Dr. Goldmann Calls for ‘central Jewish Address’ for Jews in Diaspora

July 19, 1968
See Original Daily Bulletin From This Date
Advertisement

Dr. Nahum Goldmann called today for the establishment of “a central address of the entire Jewish people outside of Israel.” He said such an entity was vital not only to Jewish unity and the successful struggle for Jewish rights but also to present Israel with a single channel to all of diaspora Jewry.

Philip Klutznick of Chicago, national Jewish leader, warned that “we ought to be warned that any American neo-isolationist tendencies would inevitably affect the outlook and attitudes of American Jews in regard to international Jewish problems – and even in regard to Israel.” Mr. Klutznick had been chairman of an ad hoc committee named to look into the structural problems of COJO.

The term “central address” in the context of the veteran world Jewish leader’s remarks before the Conference of Jewish Organizations (COJO) here meant a world Jewish body that would embrace all of the major Jewish national and International organizations around the world. The idea was one that Dr. Goldmann has been advocating for many years. The Conference of Presidents of Major American Jewish Organizations, established in the United States in the 1950s, is regarded by many as a “central address” of American Jewry.

Dr. Goldmann stressed that he did not propose that his umbrella organization “could or should participate in Israeli policy-making.” The State, he said, decides its own policy in accordance with the wishes of its own citizens. “But there is room for free consultations and exchanges of views between Israel and the diaspora on problems concerning the Jewish people as a whole,” he said, “and it is important that we should present Israel with an all-embracing diaspora Jewish address.”

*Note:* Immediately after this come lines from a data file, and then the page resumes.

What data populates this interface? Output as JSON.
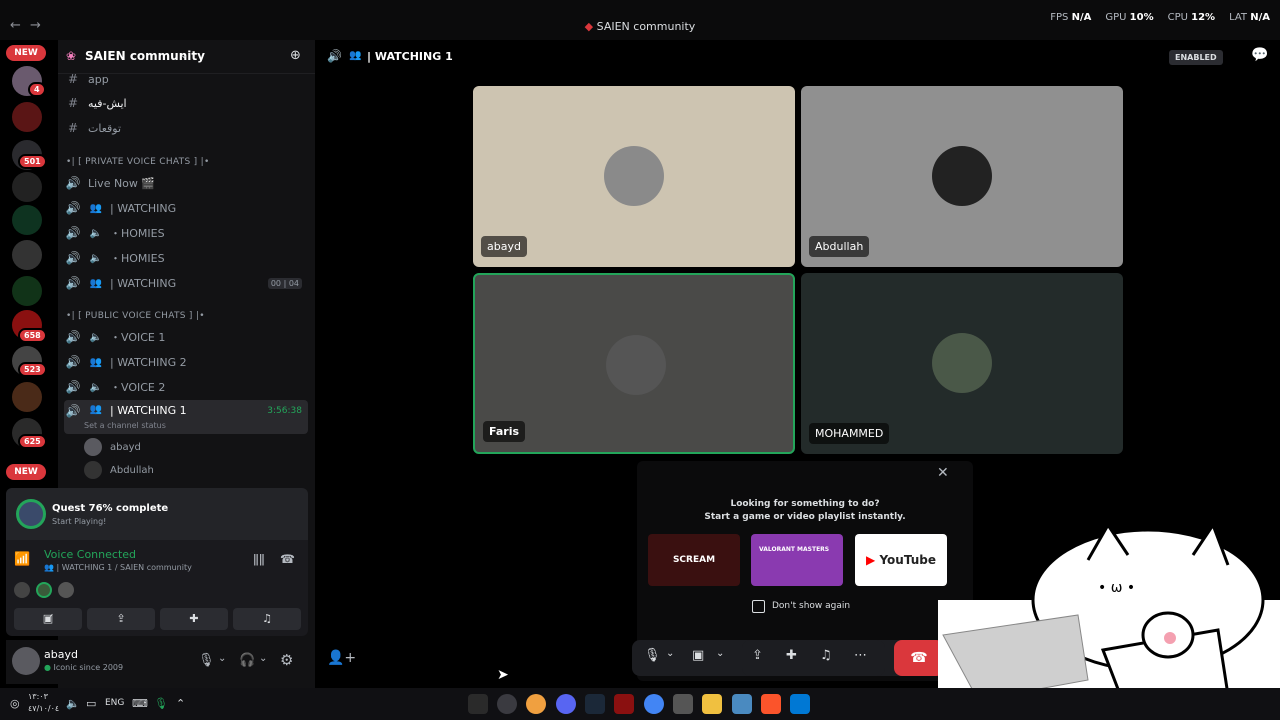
{
  "window": {
    "title": "SAIEN community"
  },
  "perf": {
    "fps_label": "FPS",
    "fps_value": "N/A",
    "gpu_label": "GPU",
    "gpu_value": "10%",
    "cpu_label": "CPU",
    "cpu_value": "12%",
    "lat_label": "LAT",
    "lat_value": "N/A"
  },
  "rail": {
    "new_top": "NEW",
    "new_bottom": "NEW",
    "badges": [
      "4",
      "501",
      "658",
      "523",
      "625"
    ]
  },
  "server": {
    "name": "SAIEN community"
  },
  "channels": {
    "text": [
      "app",
      "ايش-فيه",
      "توقعات"
    ],
    "private_category": "•| [ PRIVATE VOICE CHATS ] |•",
    "private": [
      "Live Now 🎬",
      "| WATCHING",
      "・HOMIES",
      "・HOMIES",
      "| WATCHING"
    ],
    "count_a": "00",
    "count_b": "04",
    "public_category": "•| [ PUBLIC VOICE CHATS ] |•",
    "public": [
      "・VOICE 1",
      "| WATCHING 2",
      "・VOICE 2",
      "| WATCHING 1"
    ],
    "active_timer": "3:56:38",
    "status_placeholder": "Set a channel status",
    "members": [
      "abayd",
      "Abdullah"
    ]
  },
  "quest": {
    "title": "Quest 76% complete",
    "subtitle": "Start Playing!"
  },
  "voice": {
    "status": "Voice Connected",
    "location": "| WATCHING 1 / SAIEN community"
  },
  "user": {
    "name": "abayd",
    "status": "Iconic since 2009"
  },
  "main": {
    "channel_title": "| WATCHING 1",
    "enabled_badge": "ENABLED",
    "participants": [
      "abayd",
      "Abdullah",
      "Faris",
      "MOHAMMED"
    ]
  },
  "suggest": {
    "line1": "Looking for something to do?",
    "line2": "Start a game or video playlist instantly.",
    "cards": [
      "SCREAM",
      "VALORANT MASTERS",
      "YouTube"
    ],
    "checkbox_label": "Don't show again"
  },
  "taskbar": {
    "time": "١٣:٠٣",
    "date": "٤٧/١٠/٠٤",
    "lang": "ENG"
  },
  "colors": {
    "accent_green": "#23a55a",
    "danger": "#da373c",
    "brand": "#5865f2"
  }
}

Among the Jewish leaders assembled here it was indicated that the Conference of Jewish Organizations has the makings of just such a “central address.” The Conference agreed to a request for affiliation by the World Council of Jewish Education which held its own sessions here earlier. It also authorized Dr. Goldmann, as chairman, to name a committee that will come up with proposals for the extension of the Conference membership and its area of activities. The latter will embrace educational and cultural matters as well as political issues confronting Jewry.

It was decided also that a fifth conference of Jewish communities of Latin America will be held between Oct. 26 and 30, 1968, at which Dr. Goldmann agreed to deliver the keynote address.

Israel’s policies in the Middle East conflict were outlined to the Conference last night by Dr. Jacob Herzog, director-general of the Prime Minister’s office in Jerusalem. He said that in Israel’s view, direct negotiations with the Arabs were not merely a political formula but touched on the very roots of the Israel-Arab problem.

“Without that confrontation, the Arab masses cannot be re-educated from the hostility toward Israel with which they have been saturated for the past 20 years,” he said. “And without direct negotiations, Israel cannot be convinced that there is a real readiness for peace on the part of the Arabs.” He described the West Bank territory as a “vast laboratory” of contacts between Arabs and Israelis, the impact of which is being felt throughout the Arab world.

At the conference’s closing session, Dr. Goldmann was re-elected chairman. Vice presidents chosen were Louis Pincus, chairman of the Jewish Agency; Dr. William Wexler, president of B’nai B’rith; Dr. Isaac Goldenberger, president of the DAIA, central representative body of Argentine Jewry; and Michael Fidler, president of the Board of Deputies of British Jews. Yehuda Hellman was re-elected general secretary.